Все вокруг остолбенели. У Сигурда отвисла челюсть. Стало так тихо, что слышно стало, как дышат люди. Приподнявшись, конунг сел на снегу и почти шепотом произнес:
— Что? Что? Это... это ты о чем?
— Об нем об самом! Да чего ты дурачка-то корчишь?! Ведь вся округа знает, что ты спишь с этой шлюхой!!! — Видар ткнул пальцем в Асу.
— Неправда! — закричала та. — Это неправда! Не слушайте его, он врет! Это неправда! Неправда... — она заплакала, прижав к глазам ладони. Конунг перевел дух.
— Да ты... ты в своем уме? — спросил он сына. — Ты это что?!
Видар ощерился:
— Я-то в своем! А вот ты — в своем ли?!
— Опозорить меня взялся? — конунг возвысил голос. — Этого ты хочешь, да?!

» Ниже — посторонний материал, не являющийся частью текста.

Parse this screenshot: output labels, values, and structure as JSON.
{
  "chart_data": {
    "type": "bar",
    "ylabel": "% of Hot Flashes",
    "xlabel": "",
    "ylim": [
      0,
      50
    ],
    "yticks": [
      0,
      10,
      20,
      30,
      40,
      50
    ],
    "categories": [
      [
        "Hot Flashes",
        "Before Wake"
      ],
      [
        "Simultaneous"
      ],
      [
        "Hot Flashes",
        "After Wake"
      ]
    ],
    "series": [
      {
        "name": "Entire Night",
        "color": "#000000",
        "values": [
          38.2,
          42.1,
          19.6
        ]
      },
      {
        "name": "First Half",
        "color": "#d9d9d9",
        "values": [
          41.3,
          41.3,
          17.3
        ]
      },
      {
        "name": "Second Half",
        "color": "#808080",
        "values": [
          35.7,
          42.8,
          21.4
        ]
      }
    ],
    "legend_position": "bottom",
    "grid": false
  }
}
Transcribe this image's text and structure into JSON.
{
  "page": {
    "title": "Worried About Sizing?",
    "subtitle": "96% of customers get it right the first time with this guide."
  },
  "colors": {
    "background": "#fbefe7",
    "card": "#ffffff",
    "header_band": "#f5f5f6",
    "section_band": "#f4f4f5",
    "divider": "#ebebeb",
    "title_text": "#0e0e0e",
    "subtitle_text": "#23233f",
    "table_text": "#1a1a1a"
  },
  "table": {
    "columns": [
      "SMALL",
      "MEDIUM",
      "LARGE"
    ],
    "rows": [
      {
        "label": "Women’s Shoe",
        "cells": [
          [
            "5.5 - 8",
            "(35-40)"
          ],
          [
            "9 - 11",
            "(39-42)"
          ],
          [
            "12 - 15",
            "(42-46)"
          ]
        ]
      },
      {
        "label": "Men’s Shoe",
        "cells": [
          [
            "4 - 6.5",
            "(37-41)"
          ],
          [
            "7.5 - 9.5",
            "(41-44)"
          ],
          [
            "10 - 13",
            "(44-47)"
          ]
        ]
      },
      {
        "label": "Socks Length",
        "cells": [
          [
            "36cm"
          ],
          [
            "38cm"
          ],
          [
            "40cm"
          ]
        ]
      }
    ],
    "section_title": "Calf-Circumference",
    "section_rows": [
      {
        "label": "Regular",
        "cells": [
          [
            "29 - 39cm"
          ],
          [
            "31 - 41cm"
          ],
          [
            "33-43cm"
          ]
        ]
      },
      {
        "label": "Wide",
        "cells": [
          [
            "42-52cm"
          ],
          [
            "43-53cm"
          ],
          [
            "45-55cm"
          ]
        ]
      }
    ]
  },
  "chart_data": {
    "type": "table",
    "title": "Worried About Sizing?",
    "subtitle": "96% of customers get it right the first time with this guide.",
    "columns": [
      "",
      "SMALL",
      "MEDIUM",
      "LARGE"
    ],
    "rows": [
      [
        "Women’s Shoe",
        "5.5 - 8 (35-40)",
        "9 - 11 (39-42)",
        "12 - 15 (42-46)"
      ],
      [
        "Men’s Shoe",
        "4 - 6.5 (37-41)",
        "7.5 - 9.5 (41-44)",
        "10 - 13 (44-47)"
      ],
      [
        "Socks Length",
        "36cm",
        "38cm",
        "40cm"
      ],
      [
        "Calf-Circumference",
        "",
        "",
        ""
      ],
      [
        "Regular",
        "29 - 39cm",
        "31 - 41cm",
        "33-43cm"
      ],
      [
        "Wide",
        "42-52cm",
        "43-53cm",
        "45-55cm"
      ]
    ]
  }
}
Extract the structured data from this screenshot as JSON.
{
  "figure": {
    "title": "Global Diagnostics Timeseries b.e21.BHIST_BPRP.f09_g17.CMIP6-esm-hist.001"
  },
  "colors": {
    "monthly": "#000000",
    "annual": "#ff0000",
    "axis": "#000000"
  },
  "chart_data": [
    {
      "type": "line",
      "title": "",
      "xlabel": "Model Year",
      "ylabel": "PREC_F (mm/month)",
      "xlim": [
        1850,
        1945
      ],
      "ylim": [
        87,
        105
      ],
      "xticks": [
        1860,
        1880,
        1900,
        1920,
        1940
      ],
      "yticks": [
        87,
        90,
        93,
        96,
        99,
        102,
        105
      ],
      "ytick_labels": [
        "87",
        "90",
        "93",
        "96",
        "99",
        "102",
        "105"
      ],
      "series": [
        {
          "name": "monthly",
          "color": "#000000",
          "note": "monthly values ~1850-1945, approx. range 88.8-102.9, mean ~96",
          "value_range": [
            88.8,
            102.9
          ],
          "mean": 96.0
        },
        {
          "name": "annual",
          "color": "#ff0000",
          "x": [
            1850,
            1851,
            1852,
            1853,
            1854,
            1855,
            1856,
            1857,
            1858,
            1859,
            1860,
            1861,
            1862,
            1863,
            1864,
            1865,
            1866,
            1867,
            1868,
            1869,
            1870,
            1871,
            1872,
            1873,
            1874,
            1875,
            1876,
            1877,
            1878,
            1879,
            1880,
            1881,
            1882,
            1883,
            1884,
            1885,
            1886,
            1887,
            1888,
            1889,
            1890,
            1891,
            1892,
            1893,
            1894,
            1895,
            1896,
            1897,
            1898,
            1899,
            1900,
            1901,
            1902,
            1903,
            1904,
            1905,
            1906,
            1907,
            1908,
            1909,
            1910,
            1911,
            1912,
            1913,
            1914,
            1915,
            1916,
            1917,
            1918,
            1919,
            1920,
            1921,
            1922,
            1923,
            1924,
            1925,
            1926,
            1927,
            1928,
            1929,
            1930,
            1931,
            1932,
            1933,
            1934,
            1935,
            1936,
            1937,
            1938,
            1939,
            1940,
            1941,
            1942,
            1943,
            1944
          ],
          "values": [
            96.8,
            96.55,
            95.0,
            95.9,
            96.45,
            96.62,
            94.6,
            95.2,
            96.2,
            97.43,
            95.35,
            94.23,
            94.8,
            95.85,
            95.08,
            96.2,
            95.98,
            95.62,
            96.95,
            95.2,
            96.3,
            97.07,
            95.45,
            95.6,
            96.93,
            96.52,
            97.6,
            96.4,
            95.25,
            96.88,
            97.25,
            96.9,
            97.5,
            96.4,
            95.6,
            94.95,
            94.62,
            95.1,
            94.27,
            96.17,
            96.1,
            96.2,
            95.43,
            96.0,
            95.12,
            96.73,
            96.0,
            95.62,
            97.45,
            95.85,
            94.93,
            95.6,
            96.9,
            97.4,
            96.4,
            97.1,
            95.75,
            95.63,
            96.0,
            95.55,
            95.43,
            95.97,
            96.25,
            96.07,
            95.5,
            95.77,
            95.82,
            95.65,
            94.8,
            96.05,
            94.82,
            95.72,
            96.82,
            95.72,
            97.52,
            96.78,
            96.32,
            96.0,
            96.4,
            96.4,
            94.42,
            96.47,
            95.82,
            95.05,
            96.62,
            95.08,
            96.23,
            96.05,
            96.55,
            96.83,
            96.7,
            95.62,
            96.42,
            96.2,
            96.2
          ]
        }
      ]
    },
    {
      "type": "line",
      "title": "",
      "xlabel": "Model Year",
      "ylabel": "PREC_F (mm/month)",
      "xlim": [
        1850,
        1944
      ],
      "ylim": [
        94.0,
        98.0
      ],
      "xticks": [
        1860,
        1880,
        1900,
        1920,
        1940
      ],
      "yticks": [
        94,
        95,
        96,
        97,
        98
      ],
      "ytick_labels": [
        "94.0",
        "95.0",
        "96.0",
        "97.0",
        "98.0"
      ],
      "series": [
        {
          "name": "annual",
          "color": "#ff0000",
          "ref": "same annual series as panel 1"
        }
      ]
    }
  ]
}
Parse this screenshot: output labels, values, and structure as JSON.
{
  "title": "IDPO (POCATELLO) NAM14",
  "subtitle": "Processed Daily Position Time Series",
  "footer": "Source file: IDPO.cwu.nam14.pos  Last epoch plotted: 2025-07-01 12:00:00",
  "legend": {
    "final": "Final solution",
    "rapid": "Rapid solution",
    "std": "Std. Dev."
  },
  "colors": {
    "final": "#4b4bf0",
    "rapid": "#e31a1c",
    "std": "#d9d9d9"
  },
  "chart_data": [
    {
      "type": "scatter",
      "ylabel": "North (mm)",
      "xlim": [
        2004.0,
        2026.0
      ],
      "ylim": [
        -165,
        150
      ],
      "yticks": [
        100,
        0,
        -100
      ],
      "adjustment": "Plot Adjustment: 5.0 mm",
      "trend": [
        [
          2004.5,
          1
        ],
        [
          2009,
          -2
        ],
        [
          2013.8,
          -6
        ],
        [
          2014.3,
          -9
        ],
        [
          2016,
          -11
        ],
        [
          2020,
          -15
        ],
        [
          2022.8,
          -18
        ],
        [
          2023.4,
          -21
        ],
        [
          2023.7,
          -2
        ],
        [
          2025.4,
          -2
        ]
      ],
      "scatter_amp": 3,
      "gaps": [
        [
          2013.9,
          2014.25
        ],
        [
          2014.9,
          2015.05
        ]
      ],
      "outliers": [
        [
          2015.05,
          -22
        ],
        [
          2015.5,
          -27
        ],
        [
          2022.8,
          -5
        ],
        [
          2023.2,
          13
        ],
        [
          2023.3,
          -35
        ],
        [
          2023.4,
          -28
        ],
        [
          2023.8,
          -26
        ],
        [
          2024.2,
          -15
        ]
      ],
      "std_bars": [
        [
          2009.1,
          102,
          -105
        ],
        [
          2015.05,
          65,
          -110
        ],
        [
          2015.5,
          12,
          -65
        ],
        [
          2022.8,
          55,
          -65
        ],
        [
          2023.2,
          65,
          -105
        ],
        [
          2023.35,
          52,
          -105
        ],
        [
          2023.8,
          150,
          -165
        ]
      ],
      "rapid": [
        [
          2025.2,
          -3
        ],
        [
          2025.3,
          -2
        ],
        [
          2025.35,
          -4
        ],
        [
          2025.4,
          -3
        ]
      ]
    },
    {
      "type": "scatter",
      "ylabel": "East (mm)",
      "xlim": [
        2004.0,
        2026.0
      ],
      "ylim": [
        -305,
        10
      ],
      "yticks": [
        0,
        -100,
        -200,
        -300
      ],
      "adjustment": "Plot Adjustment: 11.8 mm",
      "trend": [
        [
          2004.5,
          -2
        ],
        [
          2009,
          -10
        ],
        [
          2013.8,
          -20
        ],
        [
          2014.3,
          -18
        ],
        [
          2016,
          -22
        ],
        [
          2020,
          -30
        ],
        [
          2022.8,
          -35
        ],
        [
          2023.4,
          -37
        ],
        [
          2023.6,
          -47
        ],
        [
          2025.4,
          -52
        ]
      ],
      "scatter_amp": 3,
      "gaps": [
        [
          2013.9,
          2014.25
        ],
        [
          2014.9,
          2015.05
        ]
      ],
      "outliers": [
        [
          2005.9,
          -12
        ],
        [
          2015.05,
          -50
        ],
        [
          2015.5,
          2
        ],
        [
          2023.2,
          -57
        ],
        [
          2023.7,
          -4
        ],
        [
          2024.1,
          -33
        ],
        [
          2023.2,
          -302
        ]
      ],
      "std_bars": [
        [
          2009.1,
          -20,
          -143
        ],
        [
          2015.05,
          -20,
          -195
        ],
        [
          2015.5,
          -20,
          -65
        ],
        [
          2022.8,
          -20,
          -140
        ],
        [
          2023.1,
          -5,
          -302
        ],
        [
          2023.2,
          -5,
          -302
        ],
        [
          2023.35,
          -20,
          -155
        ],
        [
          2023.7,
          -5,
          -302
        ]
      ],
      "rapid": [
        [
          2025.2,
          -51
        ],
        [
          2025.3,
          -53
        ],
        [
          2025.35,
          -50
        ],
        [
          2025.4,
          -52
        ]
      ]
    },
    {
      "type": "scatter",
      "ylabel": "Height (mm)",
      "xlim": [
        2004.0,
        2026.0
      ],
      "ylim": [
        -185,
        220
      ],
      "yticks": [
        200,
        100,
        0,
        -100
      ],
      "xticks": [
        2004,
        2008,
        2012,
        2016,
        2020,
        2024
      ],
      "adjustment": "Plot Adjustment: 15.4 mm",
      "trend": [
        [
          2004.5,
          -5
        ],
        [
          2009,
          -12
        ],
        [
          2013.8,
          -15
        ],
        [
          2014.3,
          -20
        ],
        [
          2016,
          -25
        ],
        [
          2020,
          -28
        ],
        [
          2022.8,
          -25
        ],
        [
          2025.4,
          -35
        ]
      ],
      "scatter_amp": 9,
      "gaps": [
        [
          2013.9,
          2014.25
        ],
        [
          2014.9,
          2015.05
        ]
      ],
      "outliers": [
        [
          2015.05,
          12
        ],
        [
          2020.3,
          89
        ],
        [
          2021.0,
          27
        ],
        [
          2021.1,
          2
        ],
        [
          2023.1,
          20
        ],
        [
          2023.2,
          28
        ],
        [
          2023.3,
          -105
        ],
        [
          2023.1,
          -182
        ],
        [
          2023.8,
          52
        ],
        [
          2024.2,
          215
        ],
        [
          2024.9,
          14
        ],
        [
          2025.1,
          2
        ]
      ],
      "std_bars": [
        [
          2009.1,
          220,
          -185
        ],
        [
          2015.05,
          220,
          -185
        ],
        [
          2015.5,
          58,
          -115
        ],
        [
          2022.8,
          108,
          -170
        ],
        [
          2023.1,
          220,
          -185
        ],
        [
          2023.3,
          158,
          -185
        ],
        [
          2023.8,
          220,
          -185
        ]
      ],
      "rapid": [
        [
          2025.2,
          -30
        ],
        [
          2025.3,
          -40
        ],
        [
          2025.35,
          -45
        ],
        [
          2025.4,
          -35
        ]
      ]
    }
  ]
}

— Да ты и сам хорошо справляешься! Без посторонней помощи!
— Бесстыдник! Ты все это сам придумал? Или кто помог?
Видар усмехнулся непослушными губами.
— Это ты у нас великий придумщик! — в тон отцу ответил юноша. — Надо же, и не покраснеет! Вы — две самые отвратительные гнидятины на свете, ты и эта твоя мразь. А еще меня бесстыдником обзывает. А еще малявку в блуде обвинил! Да мы рядом с вами тут святые! Рядом с вами двумя даже свиньи, даже псы — и те святые! Это вы и есть позор семьи! Паскуды грязные!!!
На секунду стало тихо. Потом вдруг конунг кинулся вперед. Сигурд, застигнутый врасплох, не сумел его сдержать.
Отец и сын сцепились, упали в снег. Оскалившись, они рвали один другого, будто псы. В ход пошли зубы. Их пытались разделить, но безуспешно, ненависть прибавила им сил. Казалось, ничто не заставит их остановиться.
— Да што ж это такое! Што ж за горе-то такое! Ах, вы... — Сигурд набросился на них, чугунные кулаки молотили по кому и по чему попало. Бьорн Харалдсон начал помогать. Хоть и не сразу, им удалось разнять дерущихся.
Общими усилиями ярлы растащили сына и отца.
— Если вы сей же час не прекратите, клянусь, я вас обоих зарублю! — рявкнул Сигурд. — Вот этими руками! Хватит! Довольно!
Те будто не слыхали, их взгляды не способны были разойтись. Видар усмехнулся. Улыбка вышла похожей на оскал.
— Это не дети, — молвил конунг. — Это кара богов. Кара божья! Наказание!